Christopher Rosenmeier
University of Edinburgh
References
Anderson, Marston. 1990. The Limits of Realism: Chinese Fiction in the Revolutionary Period. Berkeley: University of California Press.
Hockx, Michel. 2003. Questions of Style: Literary Societies and Literary Journals in Modern China,1911–1937. Leiden: Brill.
Hsia, C. T. 1994. “Foreword.” In Pu Ning, Red in Tooth and Claw: Twenty-Six Years in Communist Chinese Prisons.
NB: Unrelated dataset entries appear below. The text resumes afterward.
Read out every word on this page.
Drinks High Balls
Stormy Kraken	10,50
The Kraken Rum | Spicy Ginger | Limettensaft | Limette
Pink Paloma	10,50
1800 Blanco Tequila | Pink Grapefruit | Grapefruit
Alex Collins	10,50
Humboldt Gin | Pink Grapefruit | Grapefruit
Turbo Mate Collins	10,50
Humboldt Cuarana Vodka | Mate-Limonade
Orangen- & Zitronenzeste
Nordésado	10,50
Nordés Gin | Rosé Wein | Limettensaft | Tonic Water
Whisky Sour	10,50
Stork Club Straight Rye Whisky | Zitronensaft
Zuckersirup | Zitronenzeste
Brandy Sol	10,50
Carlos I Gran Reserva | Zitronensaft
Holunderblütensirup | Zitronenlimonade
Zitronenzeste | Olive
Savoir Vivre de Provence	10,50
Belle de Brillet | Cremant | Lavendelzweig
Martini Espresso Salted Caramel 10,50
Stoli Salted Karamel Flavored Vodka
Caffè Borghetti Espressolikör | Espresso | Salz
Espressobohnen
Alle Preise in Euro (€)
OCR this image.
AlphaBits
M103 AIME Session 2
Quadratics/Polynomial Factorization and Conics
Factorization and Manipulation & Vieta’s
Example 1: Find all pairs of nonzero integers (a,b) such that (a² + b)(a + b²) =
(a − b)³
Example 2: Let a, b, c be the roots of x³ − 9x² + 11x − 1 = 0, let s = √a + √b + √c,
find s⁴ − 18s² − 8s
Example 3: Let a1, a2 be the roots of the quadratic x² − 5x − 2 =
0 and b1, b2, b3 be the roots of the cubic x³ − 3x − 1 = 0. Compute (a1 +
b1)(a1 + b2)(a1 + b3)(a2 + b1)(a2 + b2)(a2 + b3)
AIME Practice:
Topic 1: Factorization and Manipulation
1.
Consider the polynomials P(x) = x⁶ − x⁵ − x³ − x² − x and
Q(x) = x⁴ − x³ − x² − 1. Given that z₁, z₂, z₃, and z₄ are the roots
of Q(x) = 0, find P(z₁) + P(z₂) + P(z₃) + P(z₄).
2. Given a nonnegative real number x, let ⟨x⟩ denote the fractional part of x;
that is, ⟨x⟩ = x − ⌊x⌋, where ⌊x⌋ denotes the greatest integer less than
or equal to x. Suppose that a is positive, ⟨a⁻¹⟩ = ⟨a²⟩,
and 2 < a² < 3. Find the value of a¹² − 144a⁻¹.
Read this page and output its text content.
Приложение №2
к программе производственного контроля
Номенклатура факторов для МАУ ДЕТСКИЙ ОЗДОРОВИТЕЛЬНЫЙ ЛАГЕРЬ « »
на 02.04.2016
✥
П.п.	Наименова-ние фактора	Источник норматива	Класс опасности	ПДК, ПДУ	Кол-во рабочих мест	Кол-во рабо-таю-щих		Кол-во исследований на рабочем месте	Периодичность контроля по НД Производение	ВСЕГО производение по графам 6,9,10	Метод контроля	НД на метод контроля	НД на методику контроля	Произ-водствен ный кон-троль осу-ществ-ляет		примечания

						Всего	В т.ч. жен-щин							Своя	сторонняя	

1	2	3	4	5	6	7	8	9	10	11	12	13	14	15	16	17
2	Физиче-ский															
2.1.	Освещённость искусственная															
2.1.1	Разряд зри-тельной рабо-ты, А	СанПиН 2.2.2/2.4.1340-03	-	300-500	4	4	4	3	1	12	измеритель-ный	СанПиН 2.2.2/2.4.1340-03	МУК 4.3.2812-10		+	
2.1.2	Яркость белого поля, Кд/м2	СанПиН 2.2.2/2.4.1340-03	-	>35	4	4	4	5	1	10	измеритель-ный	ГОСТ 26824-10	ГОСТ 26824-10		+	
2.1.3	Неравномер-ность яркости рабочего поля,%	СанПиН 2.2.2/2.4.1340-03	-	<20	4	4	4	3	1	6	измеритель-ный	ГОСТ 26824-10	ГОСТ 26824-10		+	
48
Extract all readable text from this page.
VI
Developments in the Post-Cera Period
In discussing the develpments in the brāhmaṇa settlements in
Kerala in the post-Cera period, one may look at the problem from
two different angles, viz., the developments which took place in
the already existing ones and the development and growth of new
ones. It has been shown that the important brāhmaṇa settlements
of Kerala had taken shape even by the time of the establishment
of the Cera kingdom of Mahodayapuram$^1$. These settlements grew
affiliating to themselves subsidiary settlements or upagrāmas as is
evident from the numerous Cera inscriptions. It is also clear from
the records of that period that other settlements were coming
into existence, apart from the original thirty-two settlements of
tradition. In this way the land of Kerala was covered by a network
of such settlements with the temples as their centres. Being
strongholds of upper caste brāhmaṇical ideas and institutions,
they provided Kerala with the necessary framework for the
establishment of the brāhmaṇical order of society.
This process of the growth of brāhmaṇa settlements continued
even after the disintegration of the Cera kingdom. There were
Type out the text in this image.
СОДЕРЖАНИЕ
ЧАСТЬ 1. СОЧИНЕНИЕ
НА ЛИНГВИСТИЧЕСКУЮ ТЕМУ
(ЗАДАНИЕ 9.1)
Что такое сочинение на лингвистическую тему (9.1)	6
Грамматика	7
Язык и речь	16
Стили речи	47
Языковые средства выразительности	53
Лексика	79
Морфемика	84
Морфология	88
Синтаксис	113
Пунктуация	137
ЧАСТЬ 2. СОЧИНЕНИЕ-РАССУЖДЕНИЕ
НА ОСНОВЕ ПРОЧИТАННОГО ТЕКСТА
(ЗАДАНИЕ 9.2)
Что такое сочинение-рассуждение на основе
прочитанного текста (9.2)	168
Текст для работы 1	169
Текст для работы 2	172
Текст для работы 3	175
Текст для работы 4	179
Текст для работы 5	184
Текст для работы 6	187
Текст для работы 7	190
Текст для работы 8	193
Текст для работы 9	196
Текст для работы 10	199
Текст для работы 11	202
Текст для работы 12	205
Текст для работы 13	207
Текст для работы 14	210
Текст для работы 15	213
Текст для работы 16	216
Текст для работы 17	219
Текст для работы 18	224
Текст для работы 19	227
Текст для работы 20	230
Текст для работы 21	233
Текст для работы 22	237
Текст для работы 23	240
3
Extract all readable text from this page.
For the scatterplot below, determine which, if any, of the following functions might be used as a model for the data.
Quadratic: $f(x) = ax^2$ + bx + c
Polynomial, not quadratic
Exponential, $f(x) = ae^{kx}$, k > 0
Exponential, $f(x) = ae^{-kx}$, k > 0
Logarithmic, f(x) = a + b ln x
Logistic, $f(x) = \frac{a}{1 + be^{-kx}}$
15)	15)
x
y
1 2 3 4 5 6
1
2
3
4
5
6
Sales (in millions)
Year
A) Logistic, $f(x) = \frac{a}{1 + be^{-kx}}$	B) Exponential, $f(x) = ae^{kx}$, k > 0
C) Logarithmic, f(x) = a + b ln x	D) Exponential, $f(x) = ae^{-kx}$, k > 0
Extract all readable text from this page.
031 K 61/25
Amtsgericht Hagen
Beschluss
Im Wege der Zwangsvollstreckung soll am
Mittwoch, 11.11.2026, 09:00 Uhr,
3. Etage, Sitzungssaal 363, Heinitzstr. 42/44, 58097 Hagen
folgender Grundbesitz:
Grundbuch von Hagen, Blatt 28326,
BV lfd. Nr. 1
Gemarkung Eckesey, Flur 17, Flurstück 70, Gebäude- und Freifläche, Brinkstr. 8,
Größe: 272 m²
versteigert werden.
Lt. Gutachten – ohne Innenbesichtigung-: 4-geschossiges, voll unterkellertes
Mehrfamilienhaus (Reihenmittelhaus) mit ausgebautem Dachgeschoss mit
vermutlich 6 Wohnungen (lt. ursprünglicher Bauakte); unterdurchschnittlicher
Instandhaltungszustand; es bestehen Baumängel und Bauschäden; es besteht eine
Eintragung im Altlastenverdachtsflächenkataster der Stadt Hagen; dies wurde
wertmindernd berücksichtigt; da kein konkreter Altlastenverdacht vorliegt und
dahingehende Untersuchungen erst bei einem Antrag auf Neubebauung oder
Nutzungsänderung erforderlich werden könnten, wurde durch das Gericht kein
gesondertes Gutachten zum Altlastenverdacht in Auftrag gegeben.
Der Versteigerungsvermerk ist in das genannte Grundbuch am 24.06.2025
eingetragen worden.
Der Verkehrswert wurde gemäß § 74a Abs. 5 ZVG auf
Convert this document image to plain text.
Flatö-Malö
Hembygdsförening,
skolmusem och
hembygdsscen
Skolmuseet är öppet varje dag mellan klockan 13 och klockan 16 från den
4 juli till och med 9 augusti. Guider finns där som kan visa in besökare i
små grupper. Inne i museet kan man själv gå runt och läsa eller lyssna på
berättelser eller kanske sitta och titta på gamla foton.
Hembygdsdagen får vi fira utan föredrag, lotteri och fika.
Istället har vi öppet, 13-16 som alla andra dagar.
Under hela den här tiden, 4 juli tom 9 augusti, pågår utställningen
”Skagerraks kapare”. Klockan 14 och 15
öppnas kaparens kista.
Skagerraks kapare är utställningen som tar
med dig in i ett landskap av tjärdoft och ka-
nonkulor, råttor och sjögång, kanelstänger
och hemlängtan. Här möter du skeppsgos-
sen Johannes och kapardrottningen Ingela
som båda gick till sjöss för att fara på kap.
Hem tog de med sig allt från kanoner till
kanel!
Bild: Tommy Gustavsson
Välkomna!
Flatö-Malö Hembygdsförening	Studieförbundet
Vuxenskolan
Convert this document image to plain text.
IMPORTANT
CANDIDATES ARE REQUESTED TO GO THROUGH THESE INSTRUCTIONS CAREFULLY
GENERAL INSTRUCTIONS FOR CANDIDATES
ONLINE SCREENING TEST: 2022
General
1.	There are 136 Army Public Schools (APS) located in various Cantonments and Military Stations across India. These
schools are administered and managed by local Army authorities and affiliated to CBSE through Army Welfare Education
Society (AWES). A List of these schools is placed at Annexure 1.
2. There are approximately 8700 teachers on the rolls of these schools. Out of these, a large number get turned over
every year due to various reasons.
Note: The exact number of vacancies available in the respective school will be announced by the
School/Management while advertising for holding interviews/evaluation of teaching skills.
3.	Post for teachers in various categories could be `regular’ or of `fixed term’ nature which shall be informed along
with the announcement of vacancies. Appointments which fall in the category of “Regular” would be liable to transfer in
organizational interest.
New York: Grove Press.
Lee, Haiyan. 2001. “All the Feelings That Are Fit to Print: The Community of Sentiment and the Literary Public Sphere in China, 1900–1918.” Modern China 27 (3): 291–327.
Lee, Leo Ou-fan. 1999. Shanghai Modern: The Flowering of a New Urban Culture in China, 1930–1945. Cambridge, MA: Harvard University Press.
Schwarcz, Vera. 1986. The Chinese Enlightenment: Intellectuals and the Legacy of the May Fourth Movement of 1919. Berkeley: University of California Press.
Shih, Shu-mei. 2001. The Lure of the Modern: Writing Modernism in Semicolonial China, 1917–1937. Berkeley: University of California Press.
Smith, Norman. 2007. Resisting Manchukuo: Chinese Women Writers and the Japanese Occupation. Vancouver: University of British Columbia Press.
Wang, David Der-wei. 1997. Fin-de-Siècle Splendor: Repressed Modernities of Late Qing Fiction, 1849–1911. Stanford: Stanford University Press.